Auch in anderer Beziehung ging das Leben weiter. Wir tanzten, ich übte Gitarre, Moni nähte sich ein neuen Rock. Es war wohl ihr erster Veruch ein Gothic Rock zu nähen. „Röcke sind einfacher als Hosen oder Blusen, aber wenn ein Gothic Rock schon dermaßen kompliziert ist, wie schlimm muß dan ein ganzes Gothic Kleid sein !“

 

Ich begann an einer Übungsarbeit für die Uni zu arbeiten. Ich sollte meine eigene Grafikkarte auf einem frei programmierbanen Logik-Chip, einem sogenannten FPGA  implementieren und dazu eine einfache darauf lauffähige Render-Software erstellen. Bald war mein ganzes Zimmer mit FPGA-Testboards, Messgeräten, Ozilloskopen und Logic-Analysern übersäht.

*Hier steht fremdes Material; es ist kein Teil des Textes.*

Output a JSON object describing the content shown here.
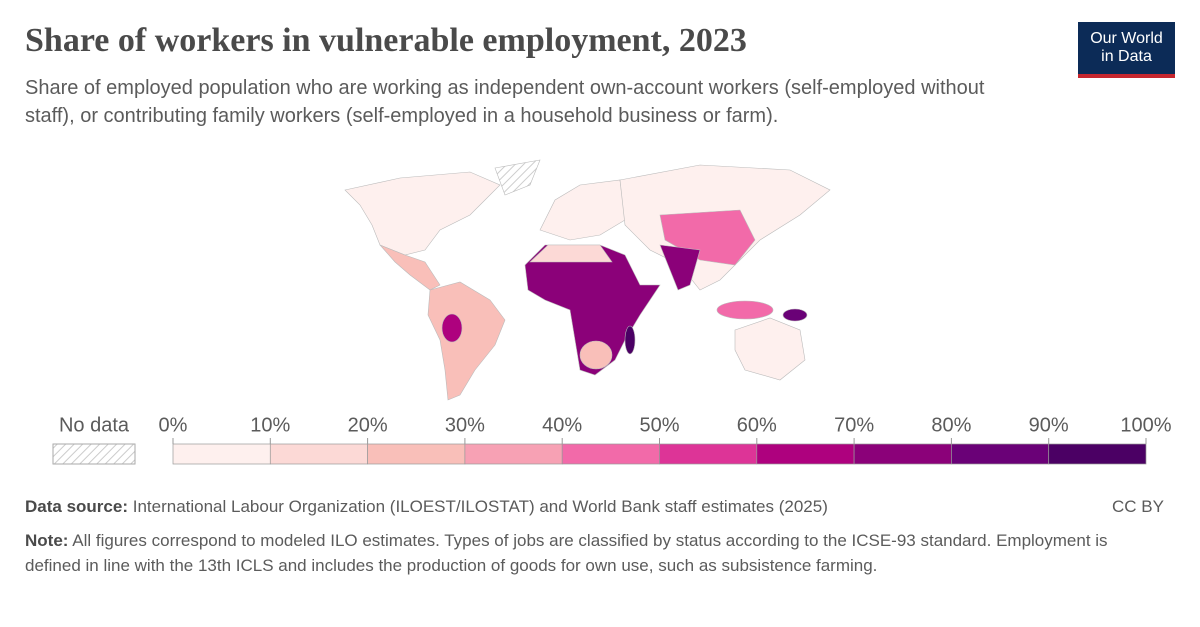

Da jeglicher Strom den elektronische Geräte verbrauchen letztendlich in Wärme umgewandelt wird, und wir mittlerweile Hochsommer hatten, zog ich mit Monikas Erlaubnis mit den ganzen Gerümpel in unseren Abstellraum im Erdgeschoß des Turmes um. Dort konnte die Abwärme zwar auch nicht weg, ich hingegen nach getaner Arbeit schon.